Our man makes it to Scotland where he is a giant hit with the locals. But instead of savoring in the success and staying and rocking it out like a superstar, he decides to leave and return to the nothingness of his life. Except this young girl that was the housekeeper or something where he was staying follows him and attaches herself to him even. She doesn’t seem to have any family and where this could have turned out to be a Natalie Portman The Professional situation – except without the weird milk drinking fetish, killing, the crazed Gary Oldman dirty cop and the totally uncomfortable and creepy and sexually disturbing and I-know-she’s-only-like-11-and-totally-not-supposed-to-be-sexy-but-dammit-man-she’s-STILL-Natalie-Portman! dance scene – it doesn’t. Instead the girl just basically gets the magician to buy her all kinds of clothes and stuff all the while he is struggling and sleeping on a couch and whatnot.

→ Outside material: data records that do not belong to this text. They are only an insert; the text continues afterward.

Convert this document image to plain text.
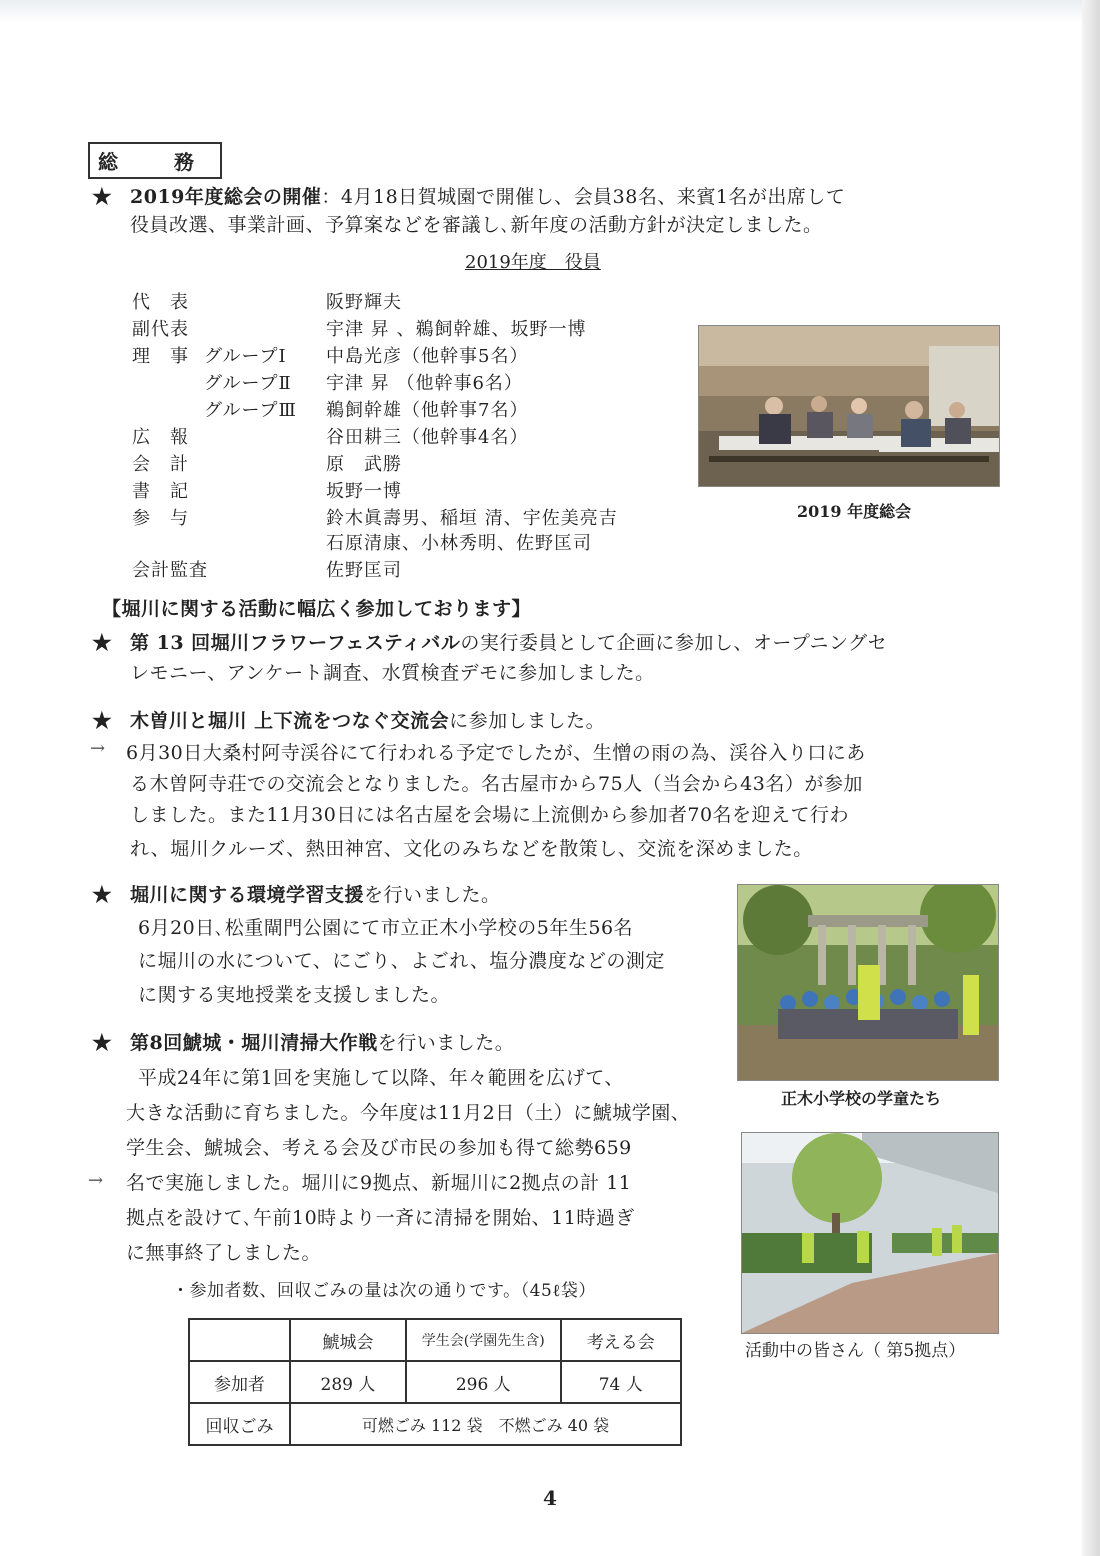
総　務
★ 2019年度総会の開催：4月18日賀城園で開催し、会員38名、来賓1名が出席して
役員改選、事業計画、予算案などを審議し､新年度の活動方針が決定しました。
2019年度　役員
代　表	阪野輝夫
副代表	宇津 昇 、鵜飼幹雄、坂野一博
理　事 グループⅠ 中島光彦（他幹事5名）
グループⅡ 宇津 昇 （他幹事6名）
グループⅢ 鵜飼幹雄（他幹事7名）
広　報	谷田耕三（他幹事4名）
会　計	原　武勝
書　記	坂野一博
参　与	鈴木眞壽男、稲垣 清、宇佐美亮吉
石原清康、小林秀明、佐野匡司
会計監査	佐野匡司
2019 年度総会
【堀川に関する活動に幅広く参加しております】
★ 第 13 回堀川フラワーフェスティバルの実行委員として企画に参加し、オープニングセ
レモニー、アンケート調査、水質検査デモに参加しました。
★ 木曽川と堀川 上下流をつなぐ交流会に参加しました。
→ 6月30日大桑村阿寺渓谷にて行われる予定でしたが、生憎の雨の為、渓谷入り口にあ
る木曽阿寺荘での交流会となりました。名古屋市から75人（当会から43名）が参加
しました。また11月30日には名古屋を会場に上流側から参加者70名を迎えて行わ
れ、堀川クルーズ、熱田神宮、文化のみちなどを散策し、交流を深めました。
★ 堀川に関する環境学習支援を行いました。
6月20日､松重閘門公園にて市立正木小学校の5年生56名
に堀川の水について、にごり、よごれ、塩分濃度などの測定
に関する実地授業を支援しました。
正木小学校の学童たち
★ 第8回鯱城・堀川清掃大作戦を行いました。
平成24年に第1回を実施して以降、年々範囲を広げて、
大きな活動に育ちました。今年度は11月2日（土）に鯱城学園、
学生会、鯱城会、考える会及び市民の参加も得て総勢659
→ 名で実施しました。堀川に9拠点、新堀川に2拠点の計 11
拠点を設けて､午前10時より一斉に清掃を開始、11時過ぎ
に無事終了しました。
・参加者数、回収ごみの量は次の通りです。（45ℓ袋）
活動中の皆さん（ 第5拠点）
	鯱城会	学生会(学園先生含)	考える会
参加者	289 人	296 人	74 人
回収ごみ	可燃ごみ 112 袋　不燃ごみ 40 袋		
4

Throw in some other vaudeville type performers – clown, hobo, ventriloquist – whose lives are falling apart, contemplate suicide, pawn their goods, go without food and live on the street, etc. Our magician is forced to take menial jobs like working in a car garage or performing in store windows and other stuff to try and make extra money to continue buying baubles for the girl.  The movie concludes with the guy seeing the girl out on a date with some young man on the street, he goes up into the hills and releases his rabbit, and then he leaves a note on the table for the girl and he just disappears. We see her open the note and it says, “There are no magicians.” And...Fin!

Yeah. Kind of a giant let-down bummer. Maybe that’s life, but it certainly wasn’t entertainment. Foreign films can definitely be like a box of chocolates; and sometimes you get that weird, fruit and nut filled one.